Schatten in der Romantik

19.9.2021. Die Romantik kann die Phantasie beleben, und wenn dann neue Ideen dabei herauskommen, kann man nicht nur leere Luftschlösser bauen, sondern große Städte planen. Wenn man dabei aber nur unkontrolliert herumspinnt, hat kein  Projekt mehr ein sicheres Fundament und bricht zusammen. Meist sind  dann schon viel Zeit und Geld im offenen Kamin verbrannt, und die Mitarbeiter, genauso die Kunden schauen dann nur noch in eine leere Röhre. Verhindern kann man das nur, wenn man auch die Energie und die Macht hat, um sich durchzusetzen. Sonst greifen grobe oder  faule Hände in das empfindliche Räderwerk. Die Schaltzentrale,  die  ausgetüftelte Matrix wird  wertlos.  Verursacher sind meistens nicht normale Mitarbeiter, sondern die oberen  Köpfe des gefräßigen Ungeheuers, das  automatisch immer wieder neu wächst.
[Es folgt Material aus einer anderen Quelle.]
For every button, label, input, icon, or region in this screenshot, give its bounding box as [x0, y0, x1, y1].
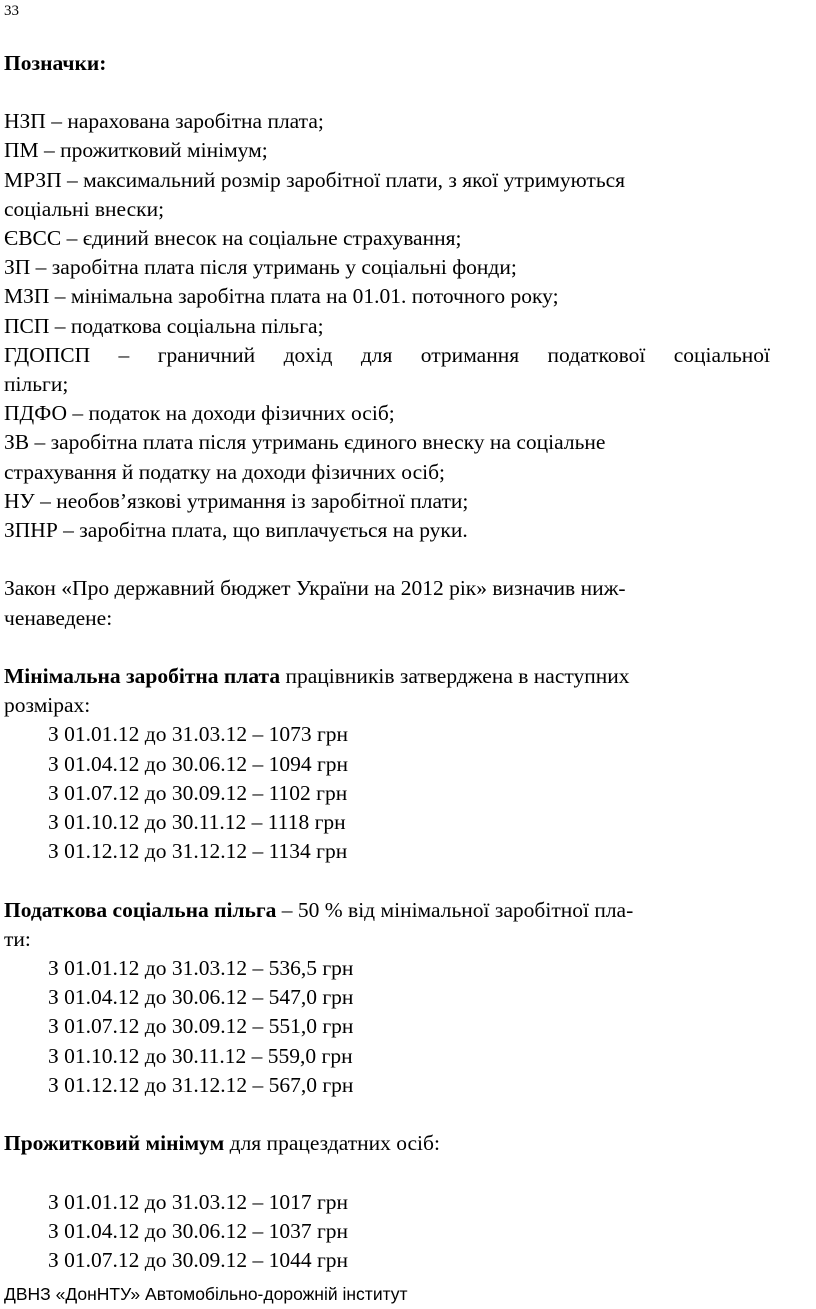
legend-line: пільги; [4, 372, 69, 397]
legend-line: ГДОПСП – граничний дохід для отримання податкової соціальної [4, 342, 770, 367]
legend-line: НУ – необов’язкові утримання із заробітної плати; [4, 488, 469, 513]
legend-line: соціальні внески; [4, 196, 165, 221]
tax-benefit-item: З 01.10.12 до 30.11.12 – 559,0 грн [48, 1043, 353, 1068]
min-wage-description: працівників затверджена в наступних [280, 664, 630, 689]
min-wage-heading [4, 662, 770, 691]
legend-line: НЗП – нарахована заробітна плата; [4, 109, 324, 134]
tax-benefit-continuation: ти: [4, 926, 31, 951]
legend-line: МРЗП – максимальний розмір заробітної плати, з якої утримуються [4, 167, 626, 192]
document-body [4, 49, 770, 1275]
legend-line: ЗП – заробітна плата після утримань у соціальні фонди; [4, 255, 517, 280]
legend-line: ЗВ – заробітна плата після утримань єдиного внеску на соціальне [4, 430, 606, 455]
legend-line: ПМ – прожитковий мінімум; [4, 138, 268, 163]
intro-line: Закон «Про державний бюджет України на 2012 рік» визначив ниж- [4, 576, 626, 601]
legend-line: ЄВСС – єдиний внесок на соціальне страхування; [4, 226, 462, 251]
legend-line: МЗП – мінімальна заробітна плата на 01.01. поточного року; [4, 284, 559, 309]
min-wage-item: З 01.07.12 до 30.09.12 – 1102 грн [48, 780, 348, 805]
tax-benefit-item: З 01.07.12 до 30.09.12 – 551,0 грн [48, 1014, 354, 1039]
tax-benefit-item: З 01.01.12 до 31.03.12 – 536,5 грн [48, 956, 354, 981]
tax-benefit-title: Податкова соціальна пільга [4, 897, 277, 922]
min-wage-item: З 01.12.12 до 31.12.12 – 1134 грн [48, 839, 348, 864]
min-wage-continuation: розмірах: [4, 693, 91, 718]
min-wage-title: Мінімальна заробітна плата [4, 664, 281, 689]
subsistence-description: для працездатних осіб: [224, 1131, 440, 1156]
legend-line: ПСП – податкова соціальна пільга; [4, 313, 324, 338]
subsistence-title: Прожитковий мінімум [4, 1131, 225, 1156]
intro-line: ченаведене: [4, 605, 113, 630]
min-wage-item: З 01.10.12 до 30.11.12 – 1118 грн [48, 810, 346, 835]
page-number: 33 [4, 3, 19, 19]
tax-benefit-description: – 50 % від мінімальної заробітної пла- [276, 897, 634, 922]
tax-benefit-item: З 01.12.12 до 31.12.12 – 567,0 грн [48, 1072, 354, 1097]
legend-line: страхування й податку на доходи фізичних осіб; [4, 459, 445, 484]
subsistence-heading [4, 1129, 770, 1158]
tax-benefit-item: З 01.04.12 до 30.06.12 – 547,0 грн [48, 985, 354, 1010]
subsistence-item: З 01.04.12 до 30.06.12 – 1037 грн [48, 1218, 349, 1243]
tax-benefit-heading [4, 896, 770, 925]
legend-line: ПДФО – податок на доходи фізичних осіб; [4, 401, 395, 426]
legend-list [4, 107, 770, 545]
legend-line: ЗПНР – заробітна плата, що виплачується на руки. [4, 518, 468, 543]
legend-heading: Позначки: [4, 51, 107, 75]
subsistence-item: З 01.01.12 до 31.03.12 – 1017 грн [48, 1189, 349, 1214]
min-wage-item: З 01.04.12 до 30.06.12 – 1094 грн [48, 751, 349, 776]
min-wage-item: З 01.01.12 до 31.03.12 – 1073 грн [48, 722, 349, 747]
subsistence-item: З 01.07.12 до 30.09.12 – 1044 грн [48, 1248, 349, 1273]
page-footer: ДВНЗ «ДонНТУ» Автомобільно-дорожній інститут [4, 1284, 408, 1304]
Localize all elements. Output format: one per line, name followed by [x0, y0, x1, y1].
Solche Bilderpiele sind manchmal amüsant, aber sie führen auch zum Wegschauen, wenn die Ampeln auf Rot springen. Zuverlässig ist ein Blick in die Vergangenheit nur dann, wenn er zwei Messpunkte hat: Ausgewählte Hauptsachen von damals und von heute, die sich vergleichen lassen. Das ergibt eine graphische Veränderungslinie, die nach oben oder nach unten zeigt: Das ist die Zukunft.

Ich schreibe hier oft über wichtige Ereignisse der längst abgehakten Geschichte, aber nicht wegen romantischer Träume aus Nostalgie und Sehnsucht, sondern um die alten, nachprüfbaren Geschichten  mit Problemen der Gegenwart zu vergleichen. Daraus entstehen praktische Lösungen.

Alte Gedichte auswendig zu lernen, kann ein Vergnügen sein. An der Oberfläche. Was dahinter steckt, ist viel aufregender. Zum Beispiel „Shakespeares Sonette“. Dazu gibt es hier 21 Artikel. Das  sind leidenschaftliche Liebesgedichte, aber das ist eigentlich nichts Besonderes. Shakespeare hatte eine starke Bildersprache. Viele Wörter sind nur Andeutungen, Symbole  und Hinweise auf ganz andere Themen. Er brauchte dafür keinen künstlichen Nebel. Alles ist klar zu verstehen. Aber er hatte den größten Wortschatz seiner Zeit. Solche unbezahlbaren Werte konnte er umsetzen. Darum verweise ich gern auf meine Webseite vom 23.11.20, in der alle magische Farben von Shakespeares Persönlichkeit erkennbar werden. „Zeichen und Bilder“ :

https://www.mind-panorama.de/ 

Diesen Hinweis muss man gar nicht beachten, aber nachweisbar ist es, dass ein paar hungrige Augen aus der Theater-Branche sich auch dafür interessieren. Nur deshalb noch einmal der Hinweis auf das gesetzliche Copyright, das für sämtliche Artikel gilt und dessen Verletzung nachweisbar ist.

Die Romantik beherrschte das 19. Jahrhundert, als Gegen-Reaktion auf die kalte Industrialisierung, in deren Fließband-Fabriken die Arbeiter nur noch wie austauschbare Einzelteile  im ratternden  Räderwerk behandelt wurden. Das erregte den Zorn von Karl Marx (1813 – 1883). Auch Richard Wagner entzündete sichablehnend,  an diesem ausbeuterischen Denken. Seine Lebenjahre haben das gleiche Datum wie Marx. Marx löste schließlich zwei große Welt-Revolutionen aus. Die russicshe Oktober-Revolution 1917. Und 1949  die Gründung der Volksrepublik China und der ostdeutschen DDR.

Das Alles ist auch Vergangenheit. Wie bereits erwähnt, kann man daraus Messpunkte für Hauptsachen setzen und dann Vergleiche mit der Gegenwart ziehen: Das ist die Zukunft.

In der Kindheit schlafen die wichtigsten Dinge noch und werden gar nicht erkannt. Als dieser Lebensabschnitt endlich vorbei war, konnte man darüber froh sein. Aber heute sind diese  Bilder klar verständlich und werden es durch Vergleiche immer mehr.

Das Wasser ist das Element, in dem die ersten Lebewesen entstanden und sich langsam fortentwickelten. Der Sprung zur Gegenwart ist wieder solche ein Messpunkt, für alle ungelösten Probleme. Daraus ergeben  sich die wichtigten Aufgaben für die Zukunft. Dazu existieren schon sehr große Datenbanken. Aber erst die Auswahl und Analyse der Hauptsachen bringt den realistischen Fortschritt, der auch die nächsten Jahre noch sicherer macht.